The lifecycle of a job can be managed with as little as three different commands:

  • Submit the job with sbatch <script_name>.
  • Check the job status with squeue. (to limit the display to only your jobs use squeue -u <user_name>.)
  • (optional) Delete the job with scancel <job_id>.

You can also hold the start of a job: scontrol hold <job_id>, put a hold on the job. A job on hold will not start or block other jobs from starting until you release the hold. scontrol release <job_id>, release the hold on a job.

Job status descriptions in squeue

When you run squeue (probably limiting the output with squeue -u <user_name>), you will get a list of all jobs currently running or waiting to start. Most of the columns should be self-explaining, but the ST and NODELIST (REASON) columns can be confusing.

ST stands for state. The most important states are listed below. For a more comprehensive list, check the squeue help page section Job State Codes.

  • R The job is running
  • PD The job is pending (i.e. waiting to run)
  • CG The job is completing, meaning that it will be finished soon

The column NODELIST (REASON) will show you a list of computing nodes the job is running on if the job is actually running. If the job is pending, the column will give you a reason why it still pending. The most important reasons are listed below. For a more comprehensive list, check the squeue help page section Job Reason Codes.

  • Priority There is another pending job with higher priority
  • Resources The job has the highest priority, but is waiting for some running job to finish.

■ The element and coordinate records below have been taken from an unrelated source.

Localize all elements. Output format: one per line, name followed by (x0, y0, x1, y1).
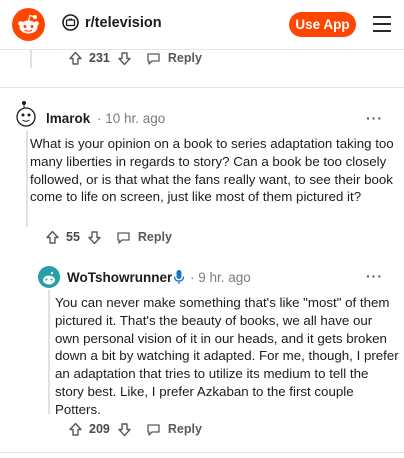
reply-icon (147, 423, 160, 436)
mic-icon (173, 270, 185, 284)
use-app-button[interactable]: Use App (289, 12, 356, 37)
avatar[interactable] (14, 99, 38, 129)
hamburger-menu-icon[interactable] (373, 16, 391, 32)
comment-timestamp: · 10 hr. ago (97, 111, 166, 126)
avatar[interactable] (38, 266, 60, 288)
subreddit-name: r/television (85, 14, 162, 31)
comment-body: You can never make something that's like… (55, 295, 399, 417)
thread-line (48, 290, 50, 414)
subreddit-link[interactable]: r/television (62, 14, 162, 31)
divider (0, 452, 404, 453)
reply-button[interactable]: Reply (116, 230, 172, 245)
top-bar: r/television Use App (0, 0, 404, 50)
upvote-icon[interactable] (68, 422, 83, 437)
subreddit-icon (62, 14, 79, 31)
reply-icon (117, 231, 130, 244)
comment-timestamp: · 9 hr. ago (190, 270, 251, 285)
comment-actions: 231 Reply (68, 48, 202, 68)
comment-body: What is your opinion on a book to series… (30, 136, 394, 205)
more-options-icon[interactable]: ··· (366, 268, 383, 284)
reply-button[interactable]: Reply (146, 51, 202, 66)
downvote-icon[interactable] (117, 422, 132, 437)
comment-author[interactable]: lmarok (46, 111, 90, 126)
thread-line (30, 50, 32, 68)
thread-line (26, 131, 28, 227)
reply-icon (147, 52, 160, 65)
reply-label: Reply (167, 422, 202, 436)
divider (0, 87, 404, 88)
comment-actions: 55 Reply (45, 227, 172, 247)
more-options-icon[interactable]: ··· (366, 110, 383, 126)
vote-count: 209 (89, 422, 110, 436)
vote-count: 231 (89, 51, 110, 65)
vote-count: 55 (66, 230, 80, 244)
reply-label: Reply (137, 230, 172, 244)
downvote-icon[interactable] (117, 51, 132, 66)
upvote-icon[interactable] (45, 230, 60, 245)
reply-label: Reply (167, 51, 202, 65)
reddit-logo-icon[interactable] (12, 8, 45, 41)
comment-author[interactable]: WoTshowrunner (67, 270, 172, 285)
upvote-icon[interactable] (68, 51, 83, 66)
downvote-icon[interactable] (87, 230, 102, 245)
reply-button[interactable]: Reply (146, 422, 202, 437)
comment-actions: 209 Reply (68, 419, 202, 439)
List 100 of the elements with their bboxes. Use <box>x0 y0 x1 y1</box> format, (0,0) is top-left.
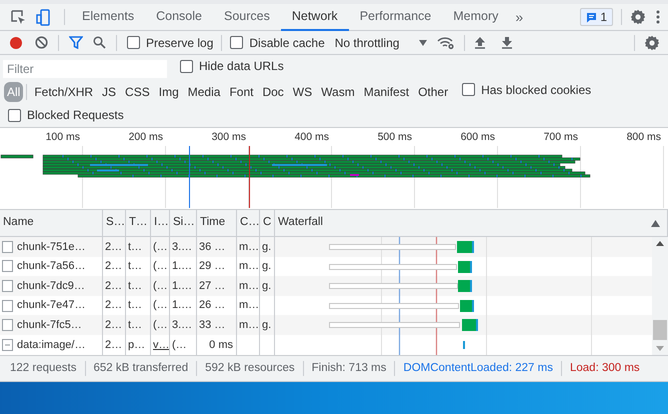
column-header[interactable]: S… <box>106 214 126 232</box>
panel-tab[interactable]: Memory <box>442 4 510 30</box>
type-filter[interactable]: Other <box>415 82 452 102</box>
table-cell-text: t… <box>128 318 142 333</box>
table-cell-text: 1.… <box>172 298 192 314</box>
table-cell-text: 3.… <box>172 318 192 333</box>
table-cell-text: chunk-7fc5… <box>17 318 82 333</box>
table-cell-text: data:image/… <box>17 338 86 353</box>
filter-field[interactable]: Filter <box>3 60 167 78</box>
search-icon[interactable] <box>93 36 106 49</box>
status-text: Finish: 713 ms <box>312 360 386 376</box>
panel-tab[interactable]: Performance <box>348 4 442 30</box>
type-filter[interactable]: Media <box>184 82 224 102</box>
table-cell-text: t… <box>128 278 142 294</box>
table-cell-text: chunk-751e… <box>17 240 86 255</box>
table-cell-text: 3.… <box>172 240 192 255</box>
column-header[interactable]: T… <box>129 214 148 232</box>
time-tick-label: 700 ms <box>544 130 578 146</box>
scrollbar-thumb[interactable] <box>653 320 667 340</box>
table-cell-text: (… <box>172 338 187 353</box>
issues-badge[interactable]: 1 <box>580 8 613 26</box>
throttling-dropdown[interactable]: No throttling <box>334 34 428 52</box>
table-cell-text: g. <box>262 240 272 255</box>
type-filter[interactable]: Manifest <box>360 82 412 102</box>
table-cell-text: 2… <box>105 259 122 274</box>
type-filter[interactable]: Wasm <box>318 82 358 102</box>
time-tick-label: 500 ms <box>378 130 412 146</box>
column-header[interactable]: Waterfall <box>278 214 323 232</box>
device-toolbar-icon[interactable] <box>36 8 50 26</box>
checkbox[interactable] <box>230 36 244 49</box>
message-icon <box>586 12 598 22</box>
checkbox[interactable] <box>8 108 21 122</box>
type-filter[interactable]: Doc <box>259 82 287 102</box>
table-cell-text: 2… <box>105 240 122 255</box>
download-icon[interactable] <box>501 36 514 49</box>
panel-tab[interactable]: Console <box>145 4 213 30</box>
record-button[interactable] <box>9 36 23 50</box>
table-cell-text: 2… <box>105 298 122 314</box>
table-cell-text: 29 … <box>199 259 226 274</box>
table-cell-text: m… <box>239 259 259 274</box>
status-text: 592 kB resources <box>205 360 295 376</box>
type-filter[interactable]: Img <box>156 82 182 102</box>
clear-icon[interactable] <box>35 36 48 49</box>
filter-icon[interactable] <box>69 36 83 49</box>
checkbox[interactable] <box>180 60 193 72</box>
sort-ascending-icon[interactable] <box>651 220 660 226</box>
checkbox[interactable] <box>127 36 140 49</box>
table-cell-text: m… <box>239 318 259 333</box>
table-cell-text: g. <box>262 278 272 294</box>
time-tick-label: 600 ms <box>460 130 495 146</box>
scroll-up-icon[interactable] <box>656 241 664 246</box>
table-cell-text: t… <box>128 240 142 255</box>
table-cell-text: 36 … <box>199 240 226 255</box>
status-text: 122 requests <box>10 360 76 376</box>
table-cell-text: 2… <box>105 338 122 353</box>
column-header[interactable]: C <box>263 214 272 232</box>
table-cell-text: chunk-7dc9… <box>17 278 85 294</box>
column-header[interactable]: C… <box>240 214 260 232</box>
status-text: 652 kB transferred <box>94 360 188 376</box>
table-cell-text: (… <box>153 240 168 255</box>
type-filter[interactable]: Font <box>226 82 256 102</box>
time-tick-label: 800 ms <box>626 130 661 146</box>
checkbox-label: Blocked Requests <box>27 107 124 124</box>
scrollbar[interactable] <box>652 237 668 355</box>
table-cell-text: 27 … <box>199 278 226 294</box>
type-filter[interactable]: CSS <box>122 82 153 102</box>
inspect-icon[interactable] <box>10 9 26 25</box>
table-cell-text: t… <box>128 298 142 314</box>
table-cell-text: chunk-7a56… <box>17 259 86 274</box>
type-filter[interactable]: Fetch/XHR <box>31 82 96 102</box>
table-cell-text: m… <box>239 240 259 255</box>
column-header[interactable]: Si… <box>173 214 195 232</box>
type-filter[interactable]: JS <box>99 82 120 102</box>
checkbox-label: Disable cache <box>249 34 325 52</box>
column-header[interactable]: Time <box>200 214 226 232</box>
more-tabs-button[interactable]: » <box>509 6 530 28</box>
settings-icon[interactable] <box>630 9 646 25</box>
table-cell-text: g. <box>262 318 272 333</box>
column-header[interactable]: Name <box>3 214 34 232</box>
checkbox-label: Hide data URLs <box>199 58 284 75</box>
table-cell-text: m… <box>239 278 259 294</box>
table-cell-text: 2… <box>105 278 122 294</box>
table-cell-text: (… <box>153 259 168 274</box>
type-filter[interactable]: WS <box>290 82 316 102</box>
table-cell-text: t… <box>128 259 142 274</box>
network-conditions-icon[interactable] <box>437 36 456 50</box>
checkbox[interactable] <box>462 83 476 96</box>
initiator-link[interactable]: v… <box>153 336 169 354</box>
table-cell-text: g. <box>262 259 272 274</box>
panel-tab[interactable]: Sources <box>212 4 281 30</box>
upload-icon[interactable] <box>474 36 486 49</box>
time-tick-label: 400 ms <box>294 130 329 146</box>
table-cell-text: p… <box>128 338 146 353</box>
status-text: DOMContentLoaded: 227 ms <box>403 360 553 376</box>
column-header[interactable]: I… <box>154 214 169 232</box>
table-cell-text: 0 ms <box>209 338 234 353</box>
settings-icon[interactable] <box>644 34 660 50</box>
table-cell-text: (… <box>153 298 168 314</box>
panel-tab[interactable]: Elements <box>71 4 146 30</box>
more-options-icon[interactable] <box>656 10 660 24</box>
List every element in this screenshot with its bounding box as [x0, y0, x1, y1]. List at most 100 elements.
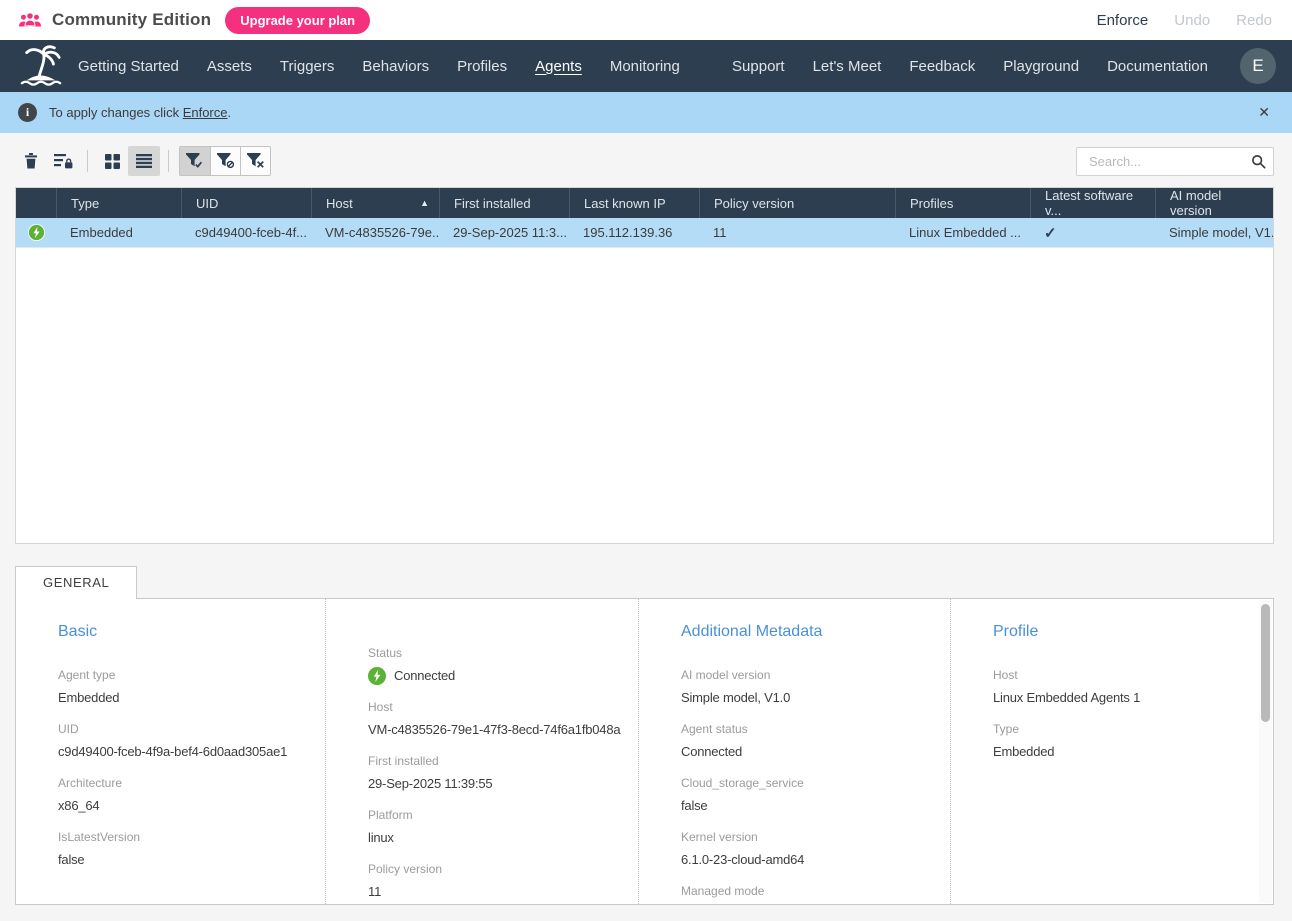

  • launch failed requeued held Job launch failed for some reason. This is normally due to a faulty node. Please contact us, stating the problem, your user name, and the jobid(s).

  • Dependency Job cannot start before some other job is finished. This should only happen if you started the job with --dependency=...
  • DependencyNeverSatisfied Same as Dependency, but that other job failed. You must cancel the job with scancel JOBID.